BERRY: (As Jackie) Is he here?

ADRIANE LENOX: (As Angel) He's sleeping. Yeah.

BERRY: (As Jackie) Mama. Mama. Wait.

LENOX: (As Angel) He was sitting outside the movie theater at 11 p.m. Some woman saw him and brought him here. Boy had my napkin in his pocket. I'm taking custody now.

BERRY: (As Jackie) Wait. What?

LENOX: (As Angel) You homeless. And you ain't fit.

BERRY: (As Jackie) Yeah, but I'm his mother. Manny, you know I didn't mean that. That was a mistake.

LENOX: (As Angel) You really need to get it together.

BERRY: (As Jackie) Mama, I'm trying to do that. I'm a fighter.

LENOX: (As Angel) Well, you ain't a mother. That's for certain.

MOSLEY: And Manny is your son in the movie. You know, Halle, the thing about this clip is that your character's mother was also not a good mother. And here is your character trying her best to explain to her son her reasons. It made me think about the ways we try not to repeat our parents' mistakes. What are some of the ways, maybe, you've tried to break that intergenerational pattern in your own life?
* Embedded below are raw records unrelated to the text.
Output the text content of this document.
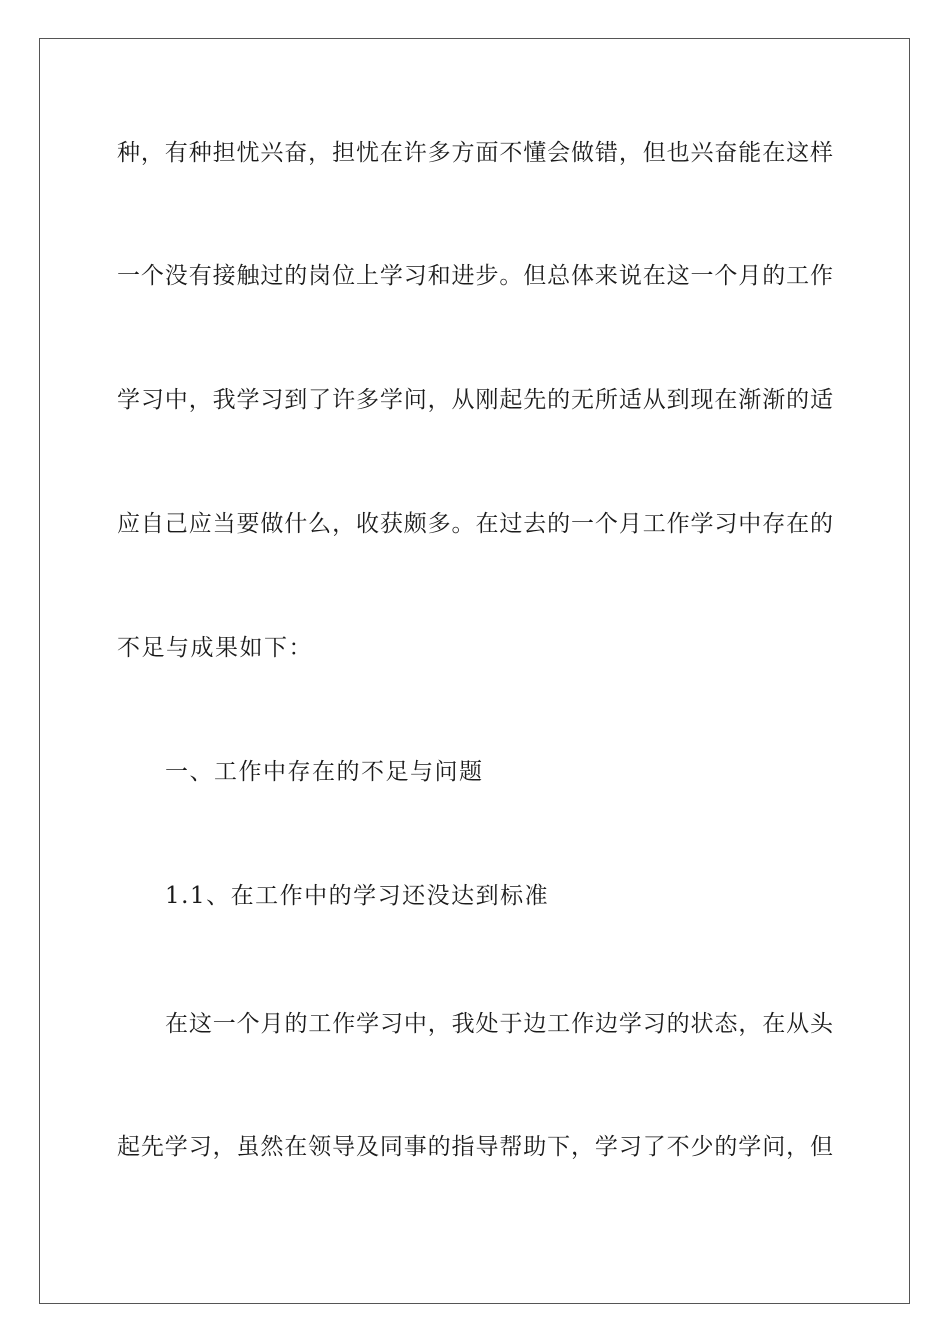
种，有种担忧兴奋，担忧在许多方面不懂会做错，但也兴奋能在这样
一个没有接触过的岗位上学习和进步。但总体来说在这一个月的工作
学习中，我学习到了许多学问，从刚起先的无所适从到现在渐渐的适
应自己应当要做什么，收获颇多。在过去的一个月工作学习中存在的
不足与成果如下：
一、工作中存在的不足与问题
1.1、在工作中的学习还没达到标准
在这一个月的工作学习中，我处于边工作边学习的状态，在从头
起先学习，虽然在领导及同事的指导帮助下，学习了不少的学问，但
BERRY: Yeah. I mean, there's lots of abuse in my childhood, you know? I had - I grew up with an alcoholic father that was very abusive both verbally, emotionally, physically. So those are issues that I knew in my life I would not be victim of, you know? I wouldn't allow myself to be a victim of domestic violence. I was as a child because I had no choice. But when I grew into my womanhood, I knew that hitting me or allowing myself to be hit or allowing myself to be involved with someone, you know, clearly in their addiction and not dealing with it and seeking help would never be a path I would choose.

But I also knew that I was hard-wired to find myself in that situation. And I did find myself in that situation a few times because I was hard-wired for that in some way. I was drawn to that. Or I drew that to me. And it was in those moments I had to break the cycle and realize, here it is. I drew it because I'm hard-wired. But now, what am I going to do about it? Am I going to stay stuck? Or am I going to rise out of this and make changes so that I break the cycle? And I'm happy to say I consciously have been breaking and will continue to break any cycle that I find myself in. And I think you only do that by being aware of what those cycles are.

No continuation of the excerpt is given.